Deal Syndication
Last updated
Last updated
Once a project meets our eligibility criteria, successfully passes our mandatory due diligence onboarding process, and has its intended issuance structure and terms finalized, Scadenet will proceed to list it on its dealflow syndication platform. This listing aims to gauge investor interest and secure soft commitments.
Provided there is interest and soft commitments from investors, Scadenet will register and tokenize a legal entity known as a Special Purpose Vehicle (SPV). Each SPV operates under a standard Operating Agreement, which designates its token smart contract as the single source of truth for all decision-making and corporate actions within the entity.
A minimum interest threshold from investors must be met on each sponsored project for Scadenet to proceed with the deployment of the SPV. If there is not enough interest, the fundraise will not proceed, and the project will not move forward on the platform.
The SPV will receive an assignment of the issuance instrument from the project, ensuring a fully compliant acquisition to protect investors and satisfy all relevant legal requirements. Following this, Scadenet will provide the SPV with its DeFi infrastructure to facilitate the token issuance and sale to investors.
Tokenizing the SPV will create fractional legal ownership opportunities in the project, while also enabling liquidity options for investors. This tokenization enhances flexibility, market access, and investor participation by integrating traditional assets into a modern, decentralized framework.
SPVs are the backbone of a compliant fundraise as they serve for a variety of purposes:
SPVs acquire a direct legal right over the issuance instruments. These include from Equity Shares or Tokens to more complex instruments like Convertibles (SAFE, SAFT, or Warrants), Promissory Notes, and Economic Rights Units.
SPVs help segregate risk from the parent or operating company, providing seamless investor protection.
SPVs are treated as a single investor in a business's cap table, helping reduce overhead work and costs for the fundraiser.
Any natural or juridical person participating in a deal will be classified as a beneficiary of the underlying SPV, and therefore, of the acquired issuance instrument from the moment of purchase.
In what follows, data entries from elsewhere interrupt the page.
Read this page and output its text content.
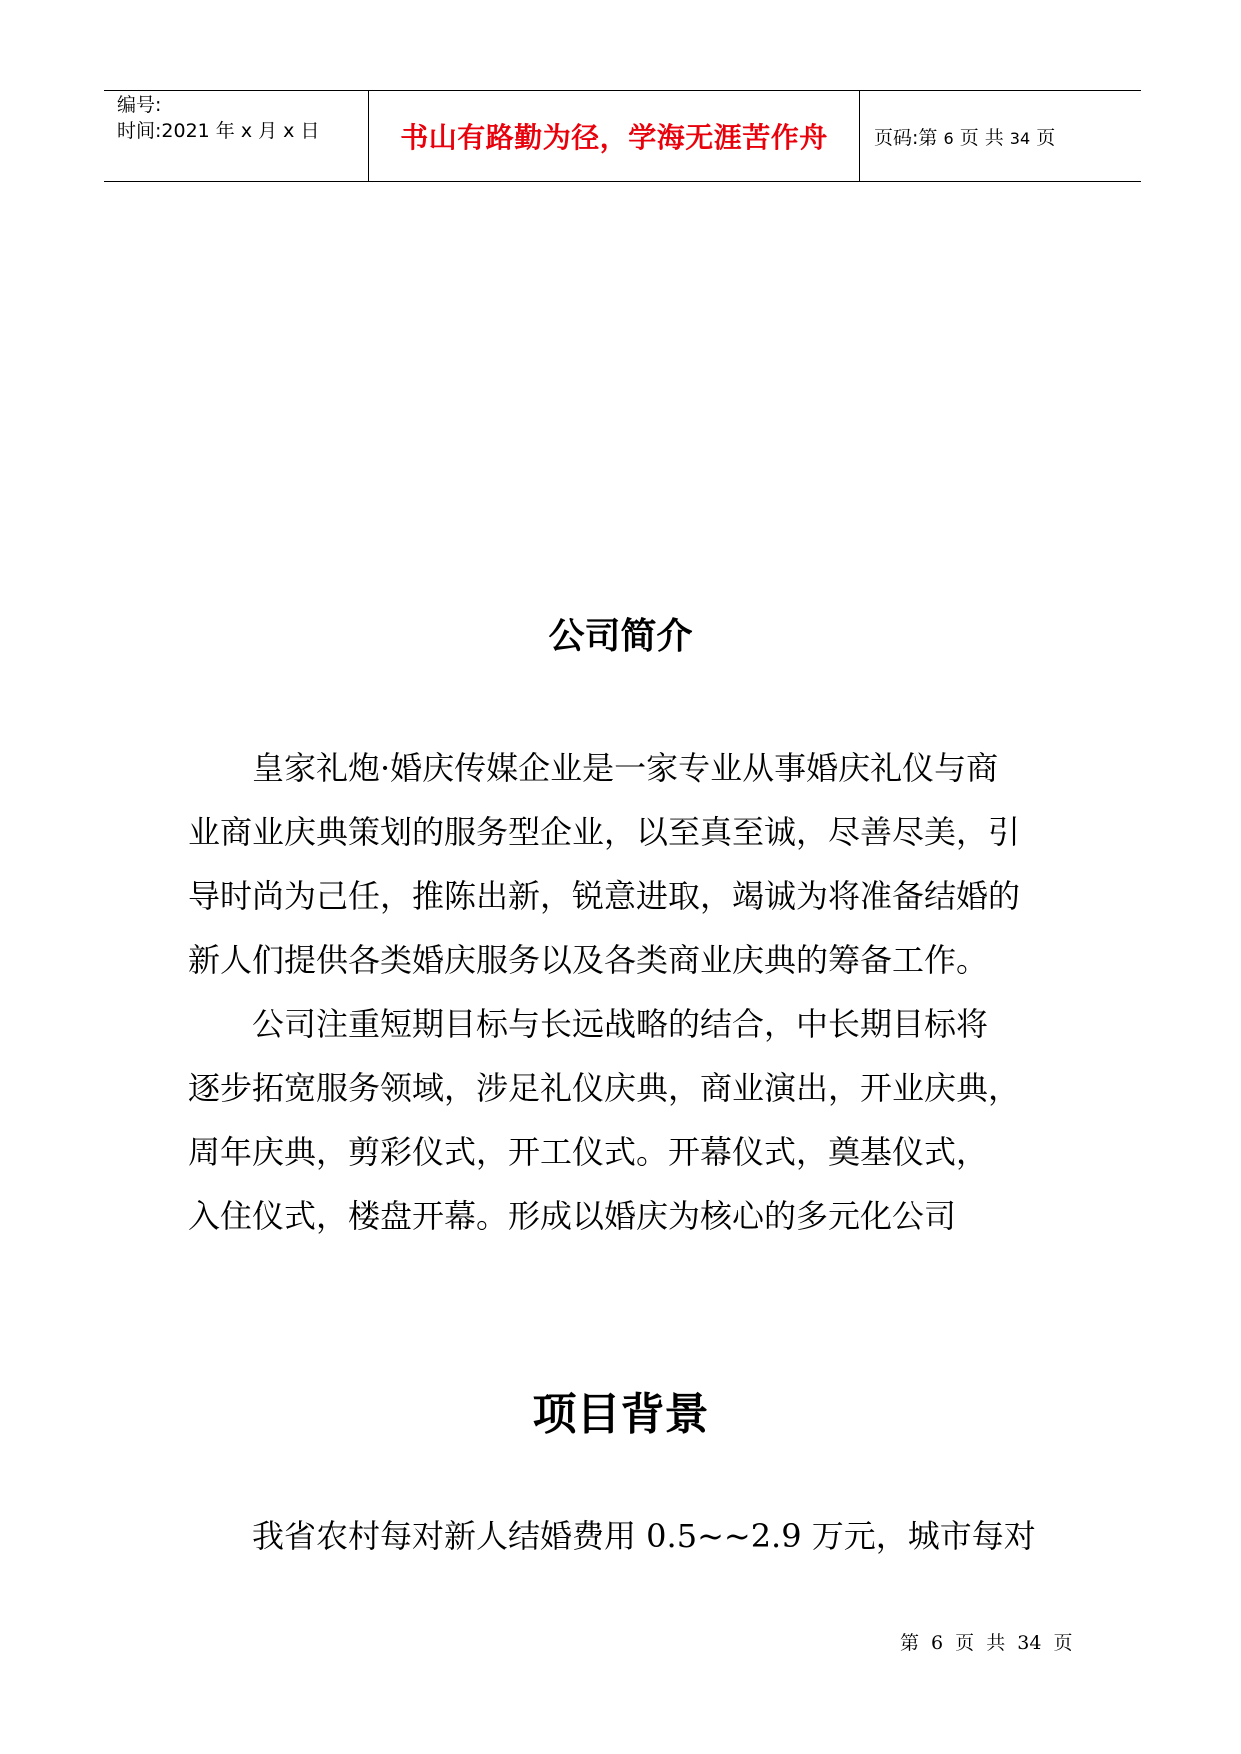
编号:
时间:2021 年 x 月 x 日	书山有路勤为径，学海无涯苦作舟 页码:第 6 页 共 34 页
公司简介
皇家礼炮·婚庆传媒企业是一家专业从事婚庆礼仪与商
业商业庆典策划的服务型企业，以至真至诚，尽善尽美，引
导时尚为己任，推陈出新，锐意进取，竭诚为将准备结婚的
新人们提供各类婚庆服务以及各类商业庆典的筹备工作。
公司注重短期目标与长远战略的结合，中长期目标将
逐步拓宽服务领域，涉足礼仪庆典，商业演出，开业庆典，
周年庆典，剪彩仪式，开工仪式。开幕仪式，奠基仪式，
入住仪式，楼盘开幕。形成以婚庆为核心的多元化公司
项目背景
我省农村每对新人结婚费用 0.5~~2.9 万元，城市每对
第 6 页 共 34 页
This transaction constitutes a legal change of ownership thanks to the reassignment of the instrument from the issuing entity to the SPV.
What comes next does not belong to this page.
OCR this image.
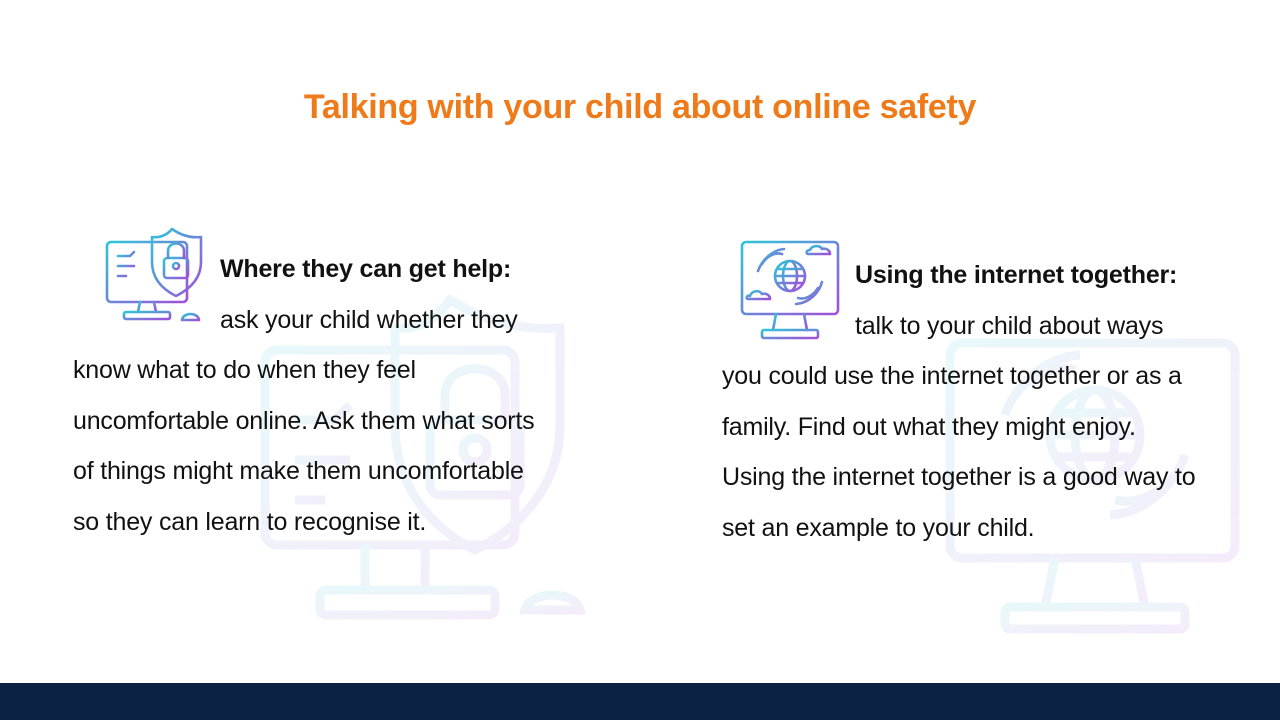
Talking with your child about online safety

Where they can get help: ask your child whether they know what to do when they feel uncomfortable online. Ask them what sorts of things might make them uncomfortable so they can learn to recognise it.

Using the internet together: talk to your child about ways you could use the internet together or as a family. Find out what they might enjoy. Using the internet together is a good way to set an example to your child.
After receiving their SPV tokens, investors are legally entitled to ownership of the issuance instruments and their corresponding economic rights. An investor's share in an SPV is calculated based on the ratio of their contributed amount to the total value of the acquired tokens, after deducting a 5% token dilution, which is allocated to Scadenet as a service fee (subject to vesting).
We facilitate token distributions even if tokens are not held directly in a wallet. For instance, SAFT holders can deposit their SPV tokens into a Uniswap liquidity pool and will still receive the SAFT tokens in their wallets subject to vesting and/or unlocks. In money markets, borrowers of SPV tokens invariably remit their economic rights to the lenders of such assets.
To ensure no payouts are distributed to unverified users who acquired their tokens in the secondary market, beneficiaries must first get KYC/KYB-verified with Scadenet.
After a successful fundraise, Scadenet continues to provide end-to-end support, including managing investor relations, facilitating any necessary corporate actions within the SPV, and providing assistance with regulatory compliance.
Investment partners are encouraged to bring dealflow opportunities of their interest, provided they meet the following criteria:
Meet our pre-listing mandatory due diligence.
Present economic potential.
Are aligned with the organization's mission, vision, and values.